Description
This cinnamon roll poke cake is the ultimate shortcut dessert—soft yellow cake soaked with gooey cinnamon-sugar filling and topped with a sweet glaze. It delivers all the cozy flavor of classic cinnamon rolls in an easy-to-make, crowd-pleasing sheet cake that’s perfect for brunch, holidays, or anytime you want a warm, indulgent treat.
Ingredients
- For the Cake:
- 1 box yellow or white cake mix (plus ingredients listed on the box: eggs, oil, water)
- 1 tbsp ground cinnamon
- ⅓ cup brown sugar
- For the Filling:
- 1 can (14 oz) sweetened condensed milk
- ¼ cup butter, melted
- 1 tsp ground cinnamon
- 1 tsp vanilla extract
- For the Glaze:
- 1½ cups powdered sugar
- 2–3 tbsp milk or cream
- 1 tsp vanilla extract
- Optional: 2 oz cream cheese, softened (for a richer glaze)
Instructions
- Preheat oven and prepare the cake according to box instructions in a 9x13-inch pan. Bake as directed.

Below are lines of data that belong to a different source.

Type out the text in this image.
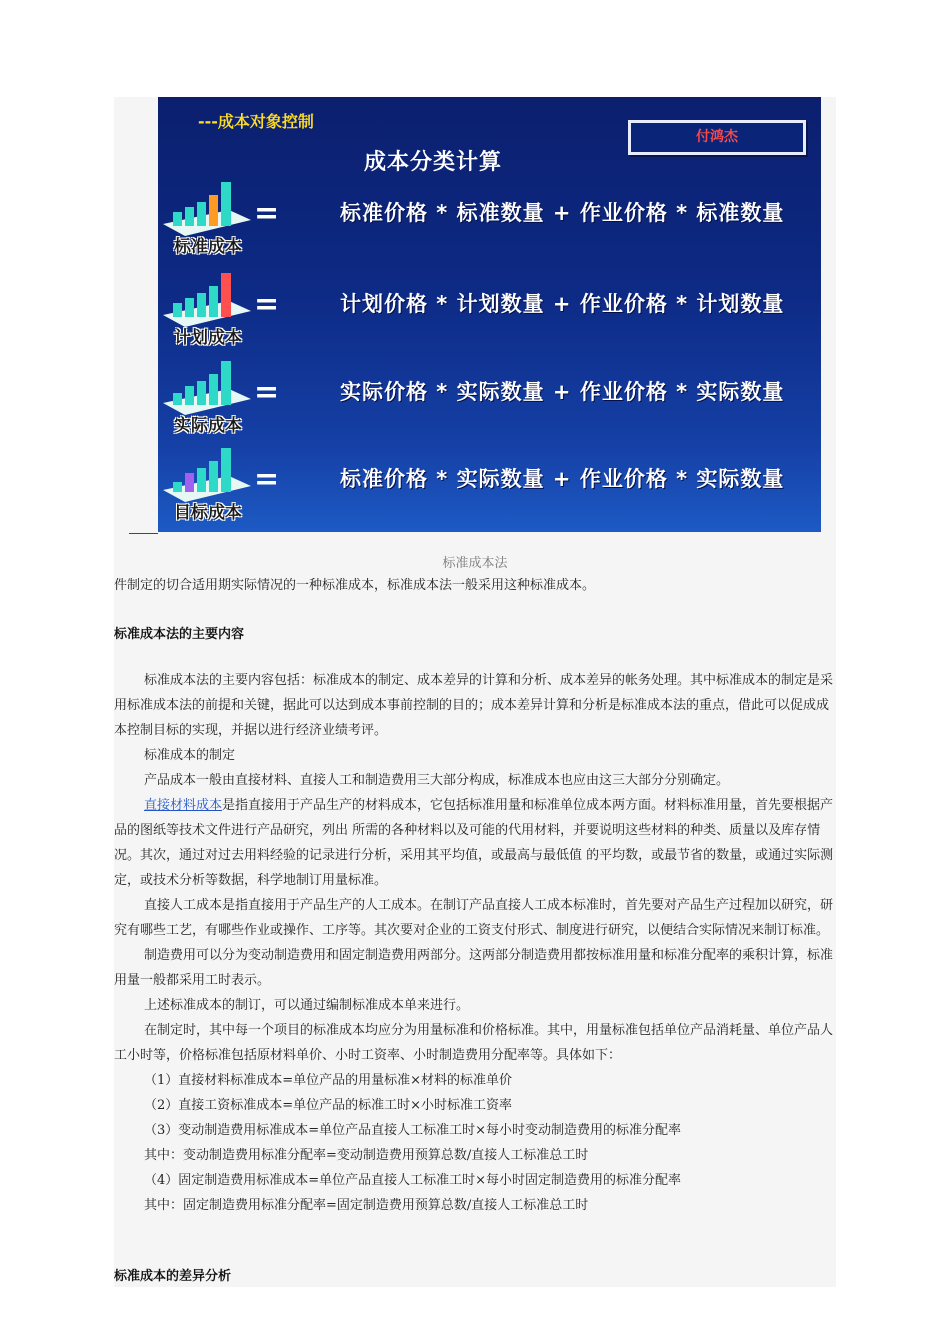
---成本对象控制
付鸿杰
成本分类计算
=
标准成本
标准价格 * 标准数量 + 作业价格 * 标准数量
=
计划成本
计划价格 * 计划数量 + 作业价格 * 计划数量
=
实际成本
实际价格 * 实际数量 + 作业价格 * 实际数量
=
目标成本
标准价格 * 实际数量 + 作业价格 * 实际数量
标准成本法

件制定的切合适用期实际情况的一种标准成本，标准成本法一般采用这种标准成本。

标准成本法的主要内容

标准成本法的主要内容包括：标准成本的制定、成本差异的计算和分析、成本差异的帐务处理。其中标准成本的制定是采用标准成本法的前提和关键，据此可以达到成本事前控制的目的；成本差异计算和分析是标准成本法的重点，借此可以促成成本控制目标的实现，并据以进行经济业绩考评。

标准成本的制定

产品成本一般由直接材料、直接人工和制造费用三大部分构成，标准成本也应由这三大部分分别确定。

直接材料成本是指直接用于产品生产的材料成本，它包括标准用量和标准单位成本两方面。材料标准用量，首先要根据产品的图纸等技术文件进行产品研究，列出 所需的各种材料以及可能的代用材料，并要说明这些材料的种类、质量以及库存情况。其次，通过对过去用料经验的记录进行分析，采用其平均值，或最高与最低值 的平均数，或最节省的数量，或通过实际测定，或技术分析等数据，科学地制订用量标准。

直接人工成本是指直接用于产品生产的人工成本。在制订产品直接人工成本标准时，首先要对产品生产过程加以研究，研究有哪些工艺，有哪些作业或操作、工序等。其次要对企业的工资支付形式、制度进行研究，以便结合实际情况来制订标准。

制造费用可以分为变动制造费用和固定制造费用两部分。这两部分制造费用都按标准用量和标准分配率的乘积计算，标准用量一般都采用工时表示。

上述标准成本的制订，可以通过编制标准成本单来进行。

在制定时，其中每一个项目的标准成本均应分为用量标准和价格标准。其中，用量标准包括单位产品消耗量、单位产品人工小时等，价格标准包括原材料单价、小时工资率、小时制造费用分配率等。具体如下：

（1）直接材料标准成本=单位产品的用量标准×材料的标准单价

（2）直接工资标准成本=单位产品的标准工时×小时标准工资率

（3）变动制造费用标准成本=单位产品直接人工标准工时×每小时变动制造费用的标准分配率

其中：变动制造费用标准分配率=变动制造费用预算总数/直接人工标准总工时

（4）固定制造费用标准成本=单位产品直接人工标准工时×每小时固定制造费用的标准分配率

其中：固定制造费用标准分配率=固定制造费用预算总数/直接人工标准总工时

标准成本的差异分析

- Let the cake cool for 5–10 minutes, then use the handle of a wooden spoon to poke holes evenly across the surface.
- In a bowl, whisk together sweetened condensed milk, melted butter, cinnamon, and vanilla. Pour over the warm cake, letting the mixture soak into the holes.
- Let cake cool completely to room temperature.
- Mix powdered sugar, milk or cream, and vanilla until smooth. Add cream cheese if using.
- Drizzle glaze over the cake. Chill for at least 30 minutes before serving for best texture.
Notes
- Spice or butter pecan cake mix adds a cozy seasonal twist.
- Cream cheese frosting can be used instead of glaze for a cinnamon roll finish.
- Add chopped pecans or swirl cinnamon-sugar into the batter for extra flavor.
- Tastes great cold or slightly warmed up in the microwave.